Talih kahramanlarımızı kırmızı ışıktan yana çok zorlar. Her ışıkta da durulur mu be kardeşim! Konak civarı kader yeşile döner. Ama yetmez. Lakin trafikte mal çoktur. Yeliz de trafikte mallaşangillerden olduğundan heyecan eksik olmaz tempo katiyen düşmez.

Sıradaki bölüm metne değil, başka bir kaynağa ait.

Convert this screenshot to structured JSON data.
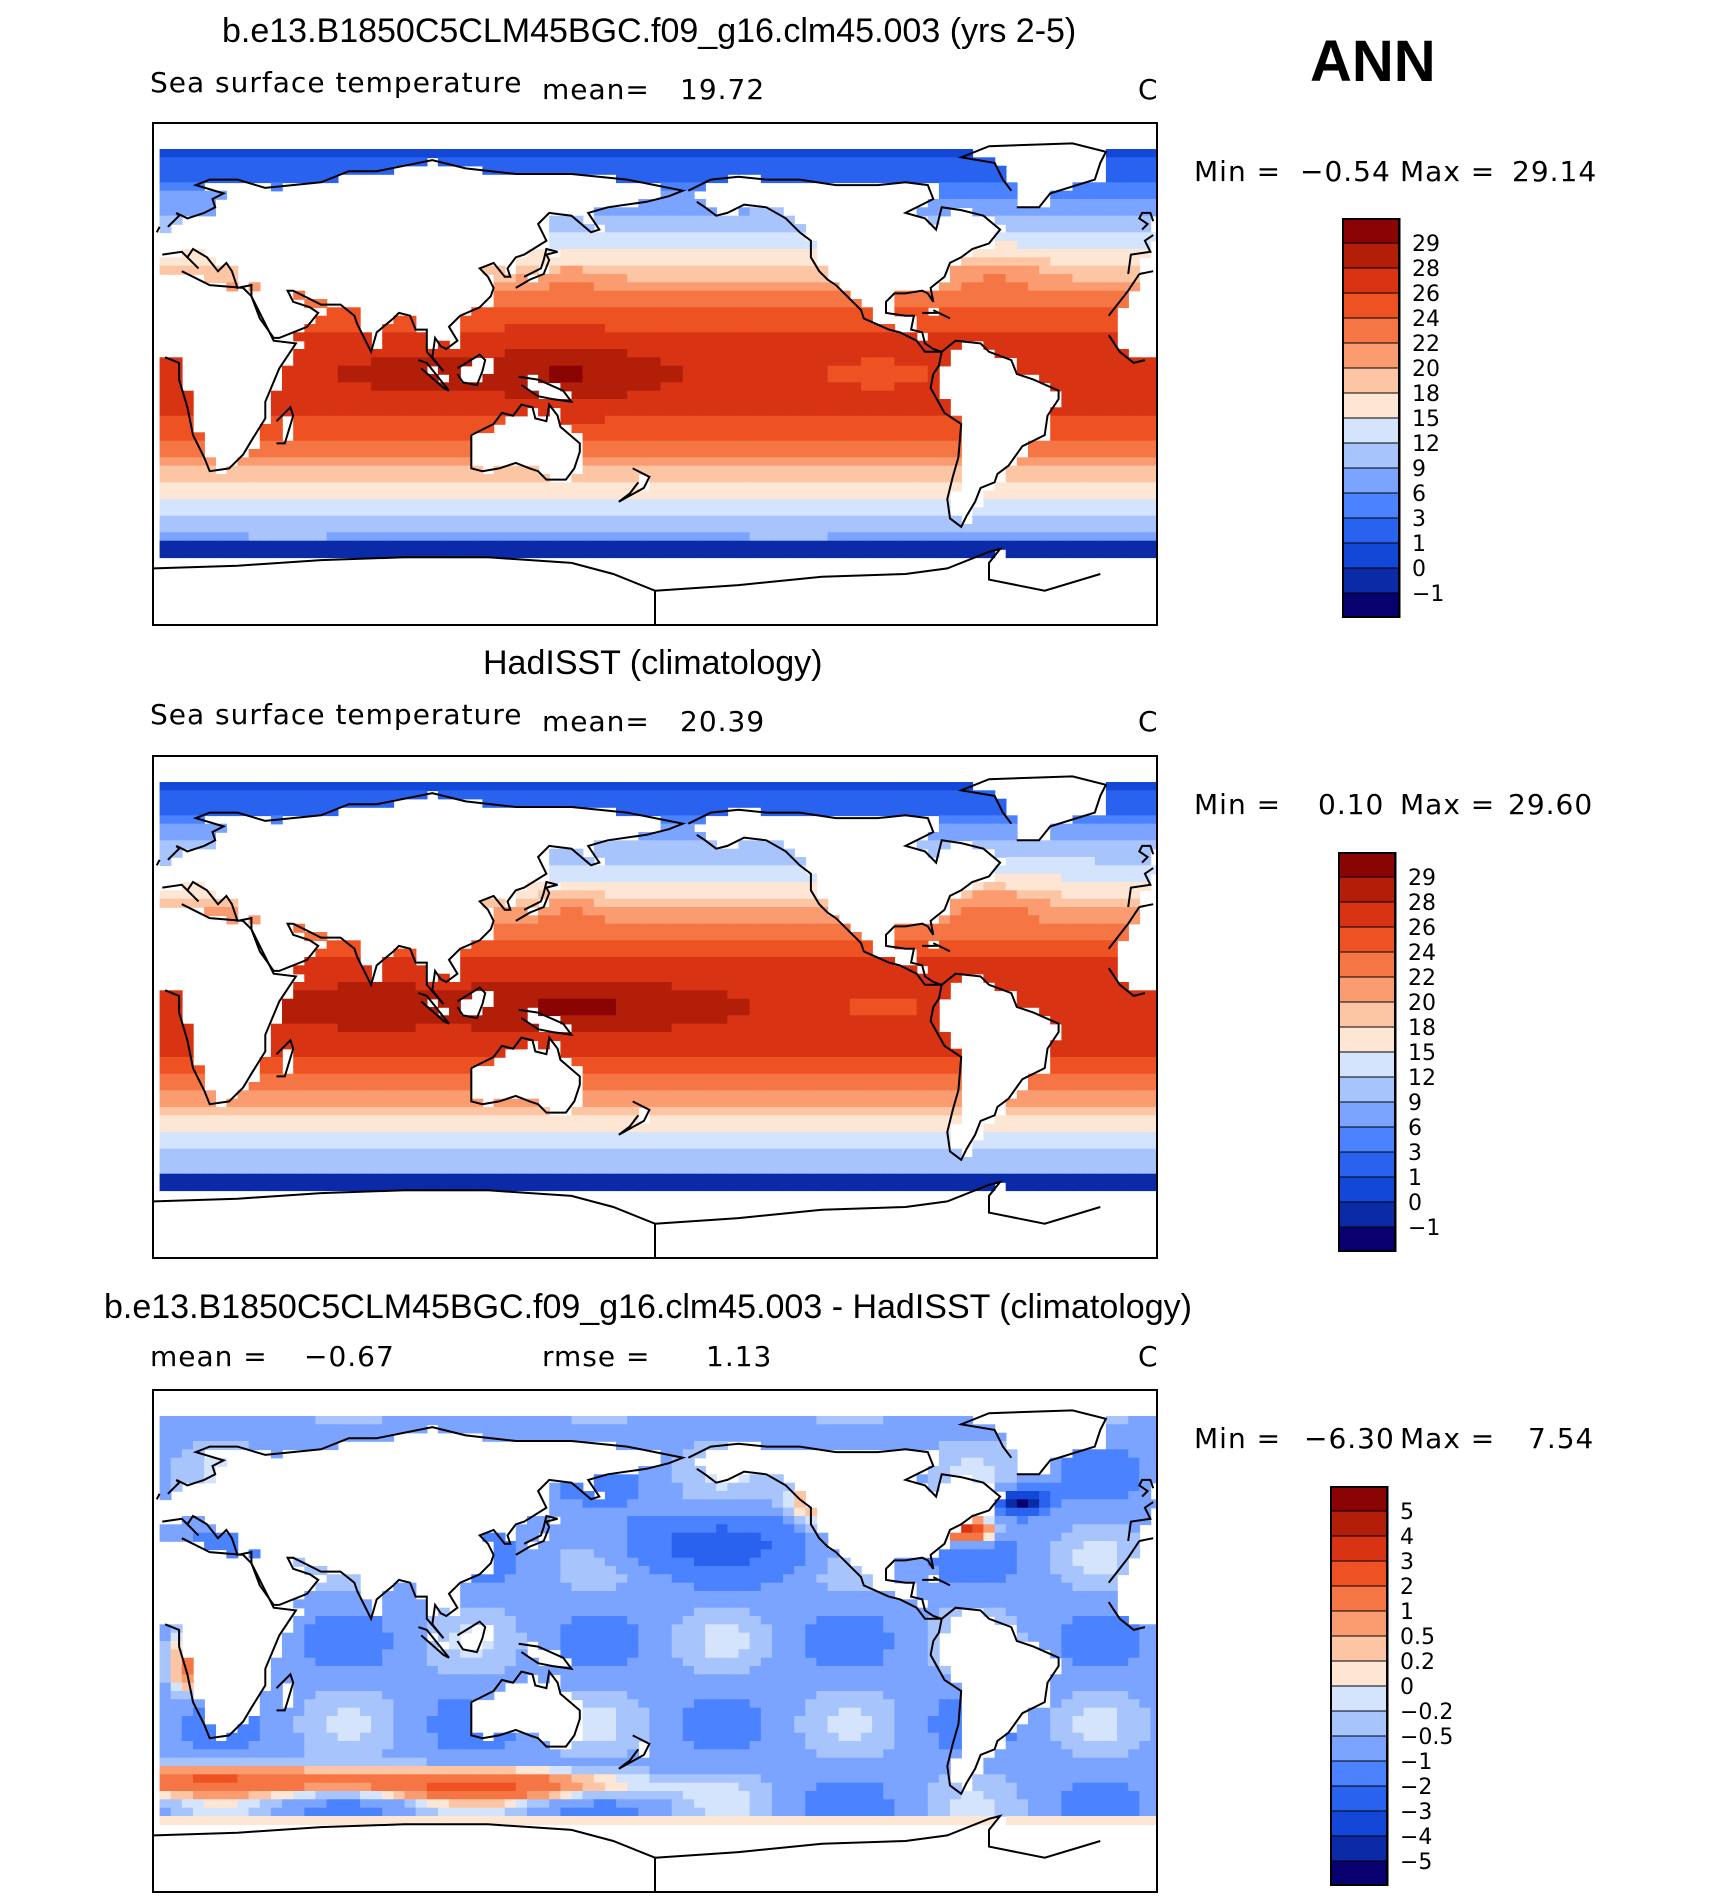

Laboratuarı ileride gördüklerinde, yol onları sağdan hastanenin acil kapısına taşır, laboratuar arkalarında kalmıştır, önlerinde ise ne idüğü belirsiz bir duraklama. Yeliz öküzler gibi korna çalar. Önündeki kalabalığın ne olduğunu bilmeden! Ve dua eder biri çıkıp gelsin de "tabakhaneye bok mu yetiştiriyorsun?" Diye sorsun, sorsun ki o da o birinin burnuna boku dayayıp "evet ama laboratuara!" Diyebilsin.

Kimse sormaz.

Cebinde beş kuruşu olmayan Yeliz arabayı değnekçiye teslim eder, bir elinde Arca bir elinde numune laboratuara girer. Kırk dakikada! Neyse ki olsun derler, iş görür. Bok yetişmiştir!

Cepte para yok, park yerinin parasını silkinsen bile çıkmaz. Sonuçlar çıkasıya bankamatik ararlar. Sonra park parasını verip anahtarı alırlar. Bu arada sonuçlar çıkmış doktora gönderilmiştir. Amipli dizanteri. Yok artık! Abicim bu çocuk evden çıkmadı ne alaka?

Gel gör ki inkar sonucu değiştirmez. "Ceketimi atsam hamile kalıyor" geyiği yapılan doğurgan kadınlar misali, Arca paraziti bir yerlerden kapmıştır.

Perişanlar the movie, Oscar alır mı bilinmez ama bu potansiyelle daha çok serisi çekileceği garanti:)




8 yorum:

Handan dedi ki...

Hay Allah,çok geçmiş olsun.

Tekir dedi ki...

Geçmiş olsun yeliz. Arkadaşımın oğlu da olmuştu, uzun sürünce ve tekrarlayınca familya olarak yetiştirmişlerdi laba...
Sudan geçiyor diye biliyorum.
Arcamı çok öperim

Unknown dedi ki...

Çok geçmiş olsun Yeliz. Ege de geçen yaz oldu 4 gece hastahanede geçirdik.İnşallah Arca daha çabuk iyileşir.
Ben de yok artık 3.dünya ülkesi mi kardeşim burası , çocuk evin arkasındaki su birikintisinde mi oynuyoki kapmış bunu demiştim.
İyileştikten sonra baktım Ege apartman ışık anahtarlarını falan yalayabiliyor !!!
Nerden kaptı sorusunu geri aldım o zaman.
Yeşil elma, çubuk kraker ve muz diyorum, öpüyorum arcayı.

kuzunun annesi dedi ki...

Off baya maceralı olmuş Yelizcim :(( Bitsin artık su hastalıklar

Adsız dedi ki...

çok geçmiş olsun.. harbi çocuk nereden kapıyor bunu. mercan..

laleninbahcesi dedi ki...

Çok geçmiş olsun Yelizim yaa...Ama anaokullarının baş hastalığıdır bu meret, hatta örtmenlerine bile geçirmiştir bu veletler...Hiç merak etmeyin Aslanım Arca bu amipide mum eder gerisin geriye postalar...

Hepinizi öptüm

Pratik Anne dedi ki...

Anam cok gecmis olsun ya. Hakikaten perisanlar olmus. Acil sifalar.

cenebaz dedi ki...

hay bin kunduz, blog aleminin en yakışıklısına geçmiş olsun.